A time-independent Fokker–Planck (FP) control problem and a two-level numerical method are presented. We aim to formulate a control problem that controls the drift of the stochastic process so that the probability density function (PDF) attains a specific steady-state configuration. First-order optimality conditions, which characterize the solution of the control problem, are discretized by the Chang-Cooper (CC) scheme.

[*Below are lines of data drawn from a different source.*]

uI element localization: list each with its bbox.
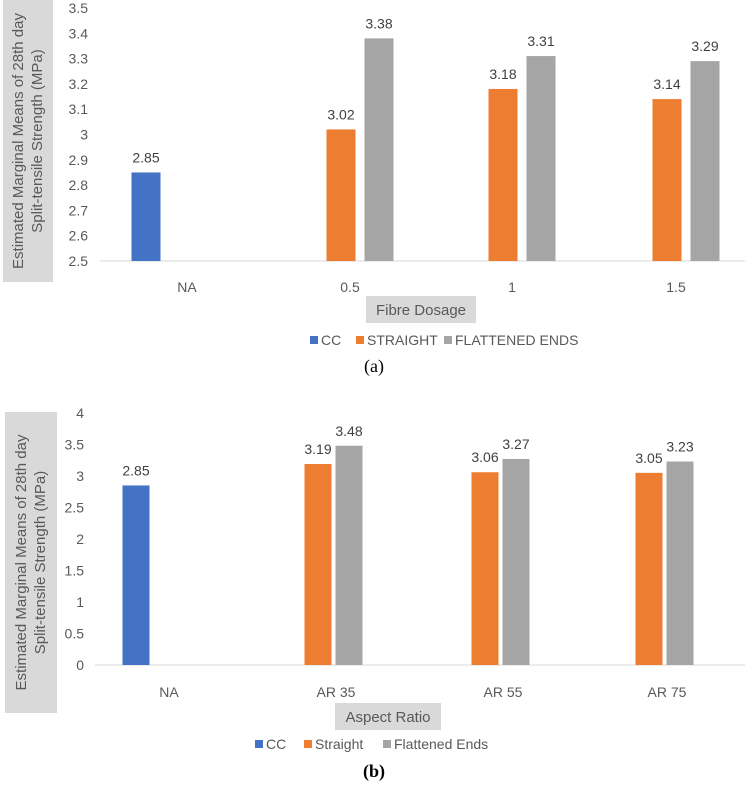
data-label: 3.14 xyxy=(653,76,680,92)
legend-swatch xyxy=(304,740,312,748)
x-tick-label: 0.5 xyxy=(340,279,360,295)
data-label: 3.38 xyxy=(365,15,392,31)
x-tick-label: AR 35 xyxy=(317,684,356,700)
y-tick-label: 2.7 xyxy=(69,202,89,218)
y-tick-label: 2.8 xyxy=(69,177,89,193)
data-label: 2.85 xyxy=(132,149,159,165)
bar-straight xyxy=(652,99,682,261)
x-tick-label: NA xyxy=(159,684,179,700)
bar-straight xyxy=(471,472,499,665)
caption: (b) xyxy=(363,761,385,782)
y-tick-label: 2.6 xyxy=(69,228,89,244)
data-label: 3.48 xyxy=(335,423,362,439)
x-axis-title: Aspect Ratio xyxy=(345,709,430,726)
y-axis-title: Estimated Marginal Means of 28th day xyxy=(10,13,27,269)
y-tick-label: 3.2 xyxy=(69,76,89,92)
data-label: 3.27 xyxy=(502,436,529,452)
y-tick-label: 3.1 xyxy=(69,101,89,117)
y-tick-label: 3.5 xyxy=(69,0,89,16)
bar-cc xyxy=(122,485,150,665)
data-label: 2.85 xyxy=(122,462,149,478)
y-axis-title: Estimated Marginal Means of 28th day xyxy=(13,434,30,690)
bar-straight xyxy=(326,129,356,261)
legend-label: CC xyxy=(321,332,341,348)
data-label: 3.18 xyxy=(489,66,516,82)
bar-straight xyxy=(304,464,332,665)
data-label: 3.02 xyxy=(327,106,354,122)
bar-straight xyxy=(635,472,663,665)
y-axis-title: Split-tensile Strength (MPa) xyxy=(29,49,46,232)
y-tick-label: 1.5 xyxy=(65,563,85,579)
y-tick-label: 3.3 xyxy=(69,51,89,67)
data-label: 3.05 xyxy=(635,450,662,466)
data-label: 3.23 xyxy=(666,439,693,455)
bar-cc xyxy=(131,172,161,261)
y-tick-label: 1 xyxy=(76,594,84,610)
y-tick-label: 2 xyxy=(76,531,84,547)
y-tick-label: 0.5 xyxy=(65,626,85,642)
legend-label: STRAIGHT xyxy=(367,332,438,348)
bar-flattened-ends xyxy=(690,61,720,261)
x-tick-label: 1 xyxy=(508,279,516,295)
legend-swatch xyxy=(444,336,452,344)
y-axis-title: Split-tensile Strength (MPa) xyxy=(32,471,49,654)
y-tick-label: 2.9 xyxy=(69,152,89,168)
legend-label: FLATTENED ENDS xyxy=(455,332,578,348)
legend-label: CC xyxy=(266,736,286,752)
y-tick-label: 3.4 xyxy=(69,25,89,41)
legend-swatch xyxy=(310,336,318,344)
legend-swatch xyxy=(356,336,364,344)
data-label: 3.06 xyxy=(471,449,498,465)
y-tick-label: 0 xyxy=(76,657,84,673)
data-label: 3.31 xyxy=(527,33,554,49)
bar-flattened-ends xyxy=(335,445,363,665)
bar-straight xyxy=(488,88,518,262)
y-tick-label: 3 xyxy=(80,127,88,143)
y-axis-title-box xyxy=(3,0,53,282)
data-label: 3.19 xyxy=(304,441,331,457)
caption: (a) xyxy=(364,356,384,377)
y-tick-label: 2.5 xyxy=(65,500,85,516)
x-tick-label: AR 55 xyxy=(484,684,523,700)
x-axis-title-box xyxy=(366,296,476,323)
y-tick-label: 4 xyxy=(76,405,84,421)
x-axis-title-box xyxy=(335,703,441,730)
x-tick-label: NA xyxy=(177,279,197,295)
legend-label: Straight xyxy=(315,736,363,752)
legend-label: Flattened Ends xyxy=(394,736,488,752)
y-tick-label: 2.5 xyxy=(69,253,89,269)
legend-swatch xyxy=(383,740,391,748)
bar-flattened-ends xyxy=(502,458,530,665)
data-label: 3.29 xyxy=(691,38,718,54)
y-tick-label: 3 xyxy=(76,468,84,484)
legend-swatch xyxy=(255,740,263,748)
bar-flattened-ends xyxy=(364,38,394,261)
x-tick-label: 1.5 xyxy=(666,279,686,295)
bar-flattened-ends xyxy=(526,56,556,261)
y-tick-label: 3.5 xyxy=(65,437,85,453)
y-axis-title-box xyxy=(5,412,57,713)
bar-flattened-ends xyxy=(666,461,694,665)
x-axis-title: Fibre Dosage xyxy=(376,302,466,319)
x-tick-label: AR 75 xyxy=(648,684,687,700)
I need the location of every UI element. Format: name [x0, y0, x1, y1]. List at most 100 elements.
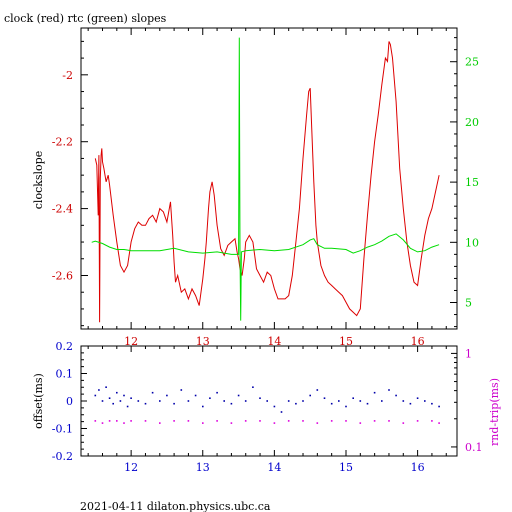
slopes-y-label: clockslope — [32, 151, 45, 209]
rndtrip-point — [316, 422, 319, 424]
offset-point — [119, 400, 122, 402]
offset-point — [381, 400, 383, 402]
offset-point — [151, 391, 154, 394]
offset-point — [108, 397, 111, 399]
rndtrip-point — [302, 420, 304, 422]
rndtrip-point — [259, 420, 261, 422]
offset-y-label: offset(ms) — [32, 373, 45, 429]
offset-point — [330, 402, 333, 405]
offset-point — [302, 400, 304, 402]
rndtrip-point — [373, 420, 376, 422]
offset-point — [144, 402, 147, 405]
offset-point — [209, 397, 211, 399]
offset-point — [166, 394, 168, 397]
rndtrip-point — [359, 422, 362, 424]
rndtrip-point — [144, 420, 147, 422]
y-tick-label: -0.2 — [52, 450, 73, 463]
rndtrip-point — [94, 420, 97, 422]
offset-point — [416, 397, 419, 399]
offset-point — [309, 394, 311, 397]
rndtrip-point — [416, 420, 419, 422]
offset-point — [180, 389, 183, 391]
rndtrip-point — [108, 420, 111, 422]
y2-tick-label: 25 — [465, 56, 479, 69]
offset-point — [338, 400, 340, 402]
x-tick-label: 16 — [411, 335, 425, 348]
y-tick-label: -2.2 — [52, 136, 73, 149]
rndtrip-point — [273, 422, 276, 424]
offset-point — [159, 400, 161, 402]
y-tick-label: 0.2 — [56, 340, 74, 353]
y2-tick-label: 15 — [465, 176, 479, 189]
offset-point — [352, 397, 354, 399]
rndtrip-point — [101, 422, 104, 424]
rndtrip-point — [244, 420, 247, 422]
y-tick-label: 0.1 — [56, 368, 74, 381]
rndtrip-point — [159, 422, 161, 424]
x-tick-label: 14 — [267, 461, 281, 474]
offset-point — [359, 400, 362, 402]
offset-point — [366, 402, 369, 405]
offset-point — [237, 394, 240, 397]
rndtrip-points — [94, 420, 440, 424]
x-tick-label: 14 — [267, 335, 281, 348]
offset-point — [295, 402, 297, 405]
x-tick-label: 15 — [339, 461, 353, 474]
offset-point — [123, 394, 125, 397]
offset-point — [173, 402, 175, 405]
offset-point — [126, 405, 129, 408]
offset-point — [266, 400, 268, 402]
rndtrip-point — [130, 420, 132, 422]
rtc-series-line — [91, 37, 440, 321]
x-tick-label: 12 — [124, 461, 138, 474]
offset-point — [105, 386, 107, 388]
offset-point — [202, 405, 204, 408]
rndtrip-point — [116, 420, 118, 422]
slopes-frame — [80, 27, 458, 330]
y2-tick-label: 1 — [465, 347, 472, 360]
offset-point — [194, 394, 197, 397]
y2-tick-label: 5 — [465, 297, 472, 310]
offset-point — [273, 405, 276, 408]
footer-text: 2021-04-11 dilaton.physics.ubc.ca — [80, 500, 271, 512]
y-tick-label: -2.6 — [52, 269, 73, 282]
offset-point — [216, 391, 218, 394]
offset-points — [94, 386, 440, 413]
rndtrip-point — [345, 420, 347, 422]
clock-series-line — [94, 41, 440, 323]
offset-point — [424, 400, 426, 402]
rndtrip-point — [287, 420, 290, 422]
offset-point — [230, 402, 233, 405]
offset-point — [373, 391, 376, 394]
rndtrip-point — [123, 422, 125, 424]
chart-title: clock (red) rtc (green) slopes — [4, 12, 167, 25]
rndtrip-point — [202, 422, 204, 424]
offset-point — [431, 402, 433, 405]
offset-point — [98, 389, 100, 391]
x-tick-label: 16 — [411, 461, 425, 474]
offset-point — [244, 400, 247, 402]
offset-point — [287, 400, 290, 402]
rndtrip-point — [438, 422, 440, 424]
x-tick-label: 13 — [196, 335, 210, 348]
y-tick-label: -2.4 — [52, 203, 73, 216]
rndtrip-point — [230, 422, 233, 424]
offset-point — [395, 394, 397, 397]
rndtrip-point — [388, 420, 390, 422]
y2-tick-label: 20 — [465, 116, 479, 129]
offset-panel: 12 13 14 15 16 0.2 0.1 0 -0.1 -0.2 1 0.1 offset(ms)… — [32, 340, 501, 474]
offset-frame — [80, 345, 458, 457]
rndtrip-y-label: rnd-trip(ms) — [488, 378, 501, 446]
y2-tick-label: 0.1 — [465, 441, 483, 454]
offset-point — [402, 400, 405, 402]
offset-point — [388, 389, 390, 391]
x-tick-label: 15 — [339, 335, 353, 348]
offset-point — [116, 391, 118, 394]
offset-point — [94, 394, 97, 397]
rndtrip-point — [216, 420, 218, 422]
y-tick-label: 0 — [66, 395, 73, 408]
rndtrip-point — [330, 420, 333, 422]
offset-point — [223, 400, 225, 402]
x-tick-label: 13 — [196, 461, 210, 474]
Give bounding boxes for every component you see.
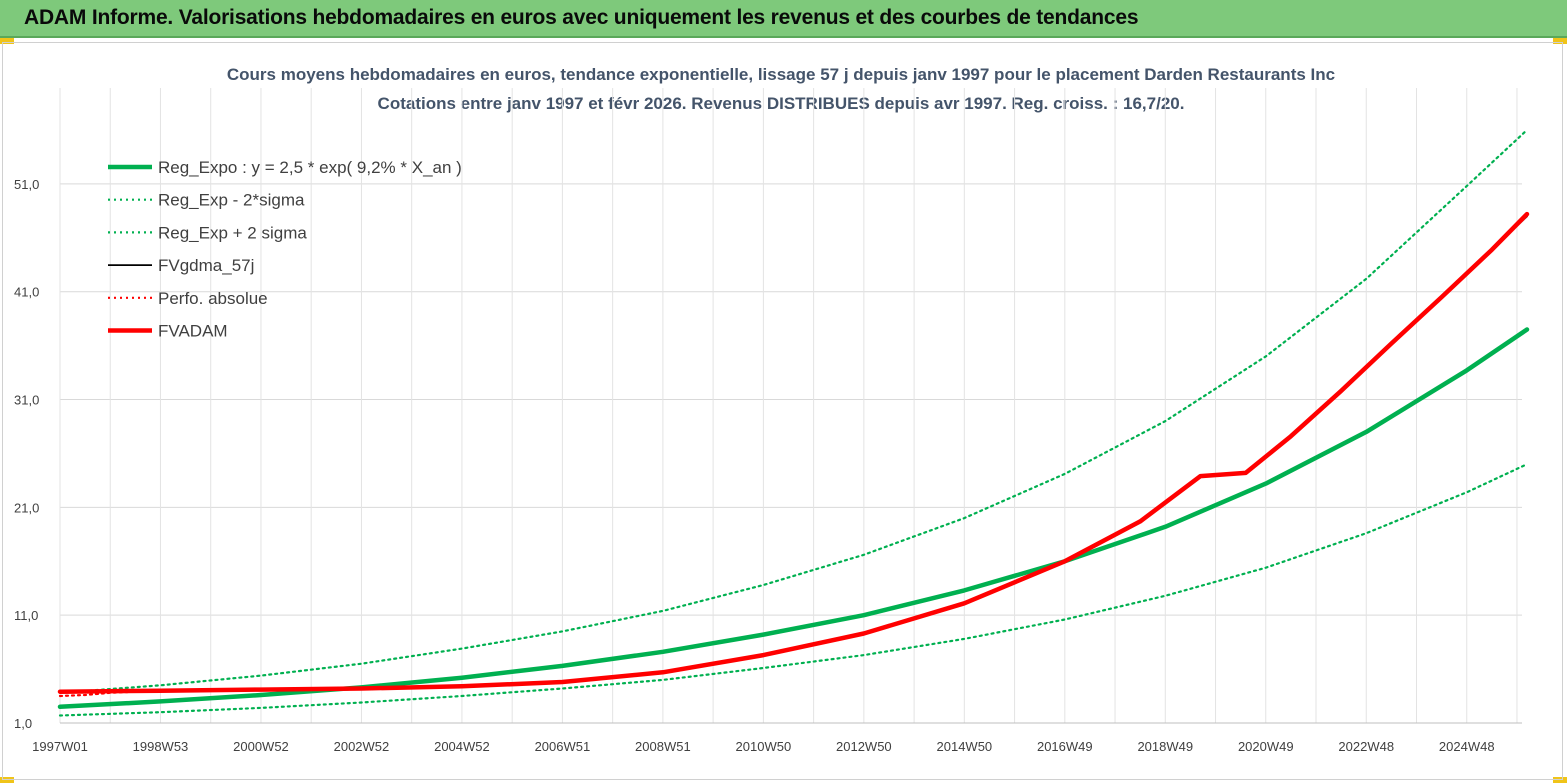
x-tick-label: 2004W52 — [434, 739, 490, 754]
chart-title-line-1: Cours moyens hebdomadaires en euros, ten… — [227, 65, 1335, 84]
x-tick-label: 2018W49 — [1137, 739, 1193, 754]
x-tick-label: 2024W48 — [1439, 739, 1495, 754]
x-tick-label: 2012W50 — [836, 739, 892, 754]
legend-label: Reg_Exp + 2 sigma — [158, 223, 307, 242]
y-tick-label: 41,0 — [14, 285, 39, 300]
series-line-5 — [57, 211, 1530, 694]
series-lines — [57, 128, 1530, 717]
y-axis-ticks: 1,0 11,0 21,0 31,0 41,0 51,0 — [14, 177, 39, 731]
x-tick-label: 2008W51 — [635, 739, 691, 754]
legend-label: Perfo. absolue — [158, 289, 268, 308]
x-tick-label: 2022W48 — [1338, 739, 1394, 754]
x-tick-label: 2010W50 — [736, 739, 792, 754]
y-tick-label: 31,0 — [14, 393, 39, 408]
x-tick-label: 1997W01 — [32, 739, 88, 754]
x-tick-label: 2020W49 — [1238, 739, 1294, 754]
y-tick-label: 11,0 — [14, 608, 38, 623]
y-tick-label: 1,0 — [14, 716, 32, 731]
corner-mark-bottom-right — [1553, 777, 1567, 783]
series-line-3 — [59, 215, 1528, 693]
chart-title-line-2: Cotations entre janv 1997 et févr 2026. … — [378, 94, 1185, 113]
grid-lines — [59, 88, 1522, 724]
legend-label: Reg_Expo : y = 2,5 * exp( 9,2% * X_an ) — [158, 158, 462, 177]
y-tick-label: 21,0 — [14, 500, 39, 515]
x-tick-label: 2016W49 — [1037, 739, 1093, 754]
y-tick-label: 51,0 — [14, 177, 39, 192]
report-header: ADAM Informe. Valorisations hebdomadaire… — [0, 0, 1567, 38]
x-tick-label: 2002W52 — [334, 739, 390, 754]
legend-label: FVADAM — [158, 322, 228, 341]
corner-mark-top-left — [0, 38, 14, 44]
report-title: ADAM Informe. Valorisations hebdomadaire… — [24, 6, 1139, 29]
corner-mark-top-right — [1553, 38, 1567, 44]
x-tick-label: 2000W52 — [233, 739, 289, 754]
x-tick-label: 2006W51 — [535, 739, 591, 754]
x-axis-ticks: 1997W01 1998W53 2000W52 2002W52 2004W52 2006W… — [32, 739, 1494, 754]
chart-frame — [2, 42, 1563, 780]
series-line-1 — [58, 463, 1529, 717]
legend-label: FVgdma_57j — [158, 256, 254, 275]
series-line-2 — [58, 128, 1529, 694]
legend: Reg_Expo : y = 2,5 * exp( 9,2% * X_an ) R… — [108, 158, 462, 341]
legend-label: Reg_Exp - 2*sigma — [158, 191, 305, 210]
corner-mark-bottom-left — [0, 777, 14, 783]
x-tick-label: 2014W50 — [937, 739, 993, 754]
x-tick-label: 1998W53 — [133, 739, 189, 754]
series-line-4 — [58, 213, 1529, 698]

For positivity and conservativeness of a PDF in the stationary FP control formulation and discretization, we take advantage of CC-scheme. We investigate a two-grid method with coarsening by a factor-of-three strategy. It is found that the coarsening by a factor-of-three strategy simplifies the inter-grid transfer operators and hence the computations. We present several numerical experiments to show the effectiveness of the proposed two-level framework to solve Fokker–Planck or stochastic models control problems with and without control-constrained.

提出了一个与时间无关的 Fokker-Planck (FP) 控制问题和一个两级数值方法。我们的目标是制定一个控制问题来控制随机过程的漂移，以便概率密度函数 (PDF) 获得特定的稳态配置。表征控制问题解决方案的一阶最优条件由 Chang-Cooper (CC) 方案离散化。对于固定 FP 控制公式和离散化中 PDF 的积极性和保守性，我们利用 CC 方案。我们研究了一种通过三因子策略进行粗化的双网格方法。发现通过三倍策略的粗化简化了网格间传输算子，从而简化了计算。